Visualizing the Path from Fermat's Last Theorem to Calabi-Yau Spaces
Published on Dec 21, 2011
Andrew Hanson, Professor of Computer Science at Indiana University:
Three decades ago, Alan Barr at CalTech introduced the computer graphics community to an influential
modeling technique that created smooth deformations by varying the power of the sphere's quadratic
algebraic equation. These so-called "superquadrics" eventually found their way
into the machine vision community, and were used extensively for modeling and recognition of generic
shapes. In 1990, we presented a paper, at the IEEE's very first Visualization Conference, in which we
fancifully toyed with the idea that Fermat's Last Theorem might have some connection
to complexified superquadrics. To support this idea, we developed extensive interactive 4D computer
graphics methods to display these bizarre shapes.

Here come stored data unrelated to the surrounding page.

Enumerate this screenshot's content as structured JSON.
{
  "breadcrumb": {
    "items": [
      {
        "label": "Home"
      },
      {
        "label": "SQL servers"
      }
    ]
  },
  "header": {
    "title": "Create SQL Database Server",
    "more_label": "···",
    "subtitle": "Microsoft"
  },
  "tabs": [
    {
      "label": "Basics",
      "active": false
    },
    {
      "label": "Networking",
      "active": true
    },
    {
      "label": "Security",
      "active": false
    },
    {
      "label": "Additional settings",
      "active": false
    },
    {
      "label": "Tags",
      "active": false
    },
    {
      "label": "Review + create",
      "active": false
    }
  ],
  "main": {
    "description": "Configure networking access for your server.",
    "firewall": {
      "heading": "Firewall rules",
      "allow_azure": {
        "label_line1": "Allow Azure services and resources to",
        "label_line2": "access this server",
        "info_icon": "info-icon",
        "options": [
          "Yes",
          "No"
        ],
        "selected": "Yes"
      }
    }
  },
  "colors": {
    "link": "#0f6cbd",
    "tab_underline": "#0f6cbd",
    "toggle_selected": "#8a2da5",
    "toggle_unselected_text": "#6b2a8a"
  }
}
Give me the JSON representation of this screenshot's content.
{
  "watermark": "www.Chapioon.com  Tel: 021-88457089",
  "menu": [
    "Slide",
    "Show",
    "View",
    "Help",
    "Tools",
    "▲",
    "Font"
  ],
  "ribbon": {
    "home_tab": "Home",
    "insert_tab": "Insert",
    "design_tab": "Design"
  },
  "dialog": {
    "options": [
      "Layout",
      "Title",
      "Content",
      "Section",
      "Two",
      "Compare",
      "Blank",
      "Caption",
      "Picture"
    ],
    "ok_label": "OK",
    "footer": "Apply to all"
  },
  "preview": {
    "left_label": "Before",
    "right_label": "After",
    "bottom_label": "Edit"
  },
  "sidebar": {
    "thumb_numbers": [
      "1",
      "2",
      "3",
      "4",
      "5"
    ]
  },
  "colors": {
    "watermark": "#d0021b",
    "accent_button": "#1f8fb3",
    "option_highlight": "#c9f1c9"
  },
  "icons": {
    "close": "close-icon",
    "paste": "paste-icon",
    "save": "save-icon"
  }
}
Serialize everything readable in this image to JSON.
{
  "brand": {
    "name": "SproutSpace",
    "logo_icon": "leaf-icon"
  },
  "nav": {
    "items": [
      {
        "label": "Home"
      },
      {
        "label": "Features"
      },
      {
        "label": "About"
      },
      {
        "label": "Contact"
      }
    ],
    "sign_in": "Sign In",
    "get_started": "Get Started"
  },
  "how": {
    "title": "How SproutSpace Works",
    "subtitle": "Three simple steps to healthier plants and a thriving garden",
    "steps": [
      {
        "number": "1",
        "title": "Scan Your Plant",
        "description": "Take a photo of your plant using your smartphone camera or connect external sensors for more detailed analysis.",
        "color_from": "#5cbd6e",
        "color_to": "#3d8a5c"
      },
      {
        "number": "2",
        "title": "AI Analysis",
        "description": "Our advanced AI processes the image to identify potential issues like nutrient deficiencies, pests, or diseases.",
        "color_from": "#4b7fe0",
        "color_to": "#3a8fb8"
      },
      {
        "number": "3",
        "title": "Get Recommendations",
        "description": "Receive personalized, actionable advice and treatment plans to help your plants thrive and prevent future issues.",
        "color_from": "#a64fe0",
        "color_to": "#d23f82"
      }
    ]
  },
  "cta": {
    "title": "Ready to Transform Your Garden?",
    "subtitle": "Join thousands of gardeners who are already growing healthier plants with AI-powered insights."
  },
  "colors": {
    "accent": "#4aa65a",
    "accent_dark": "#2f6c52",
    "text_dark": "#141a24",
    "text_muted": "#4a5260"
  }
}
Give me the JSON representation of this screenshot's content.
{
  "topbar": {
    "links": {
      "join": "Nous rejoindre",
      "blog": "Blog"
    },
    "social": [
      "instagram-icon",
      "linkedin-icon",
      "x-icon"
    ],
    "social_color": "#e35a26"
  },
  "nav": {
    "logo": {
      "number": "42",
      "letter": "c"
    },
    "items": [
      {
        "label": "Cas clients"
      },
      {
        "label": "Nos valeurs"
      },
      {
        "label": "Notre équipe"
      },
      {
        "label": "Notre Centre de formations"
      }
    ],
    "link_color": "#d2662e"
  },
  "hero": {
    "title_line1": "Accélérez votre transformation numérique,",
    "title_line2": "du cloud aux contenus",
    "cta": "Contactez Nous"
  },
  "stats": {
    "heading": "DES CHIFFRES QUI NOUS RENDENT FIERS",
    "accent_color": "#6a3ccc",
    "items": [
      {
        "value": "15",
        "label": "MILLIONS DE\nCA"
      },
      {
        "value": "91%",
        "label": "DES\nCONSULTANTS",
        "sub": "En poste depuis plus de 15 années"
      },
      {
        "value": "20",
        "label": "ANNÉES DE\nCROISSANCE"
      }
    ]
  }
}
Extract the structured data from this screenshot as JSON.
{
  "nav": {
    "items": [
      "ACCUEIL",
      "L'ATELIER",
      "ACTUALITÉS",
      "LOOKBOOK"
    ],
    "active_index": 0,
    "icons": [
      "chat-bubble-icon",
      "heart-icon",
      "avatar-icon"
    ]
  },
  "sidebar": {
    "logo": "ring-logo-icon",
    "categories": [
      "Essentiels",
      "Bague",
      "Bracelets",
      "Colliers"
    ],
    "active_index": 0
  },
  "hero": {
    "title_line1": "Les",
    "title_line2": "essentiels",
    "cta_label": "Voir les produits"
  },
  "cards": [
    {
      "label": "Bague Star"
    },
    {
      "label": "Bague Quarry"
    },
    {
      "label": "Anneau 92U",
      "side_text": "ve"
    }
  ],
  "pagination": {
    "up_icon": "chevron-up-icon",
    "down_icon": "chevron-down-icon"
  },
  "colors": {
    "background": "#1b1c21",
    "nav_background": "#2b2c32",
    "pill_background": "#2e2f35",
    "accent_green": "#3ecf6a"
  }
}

Our hopes were dashed when Fermat's theorem was actually proven by Andrew Wiles in 1995. However, the
graphical images motivated by complexified superquadrics rose from the ashes of Fermat's theorem when they
turned out to correspond exactly to the Calabi-Yau spaces embodying the "hidden
dimensions" of string theory. These images were included in Brian Greene's 1999
best-seller "The Elegant Universe" and since then have appeared in literally hundreds of
other venues, including Scientific American, a 2003 NOVA television special
on string theory, the cover image of Shing-Tung Yau's 2010 book "The Shape of Inner Space," and even a recent
London billboard advertisement.
In this talk, we will guide the audience through this improbable series of events with a wide variety of images and animations.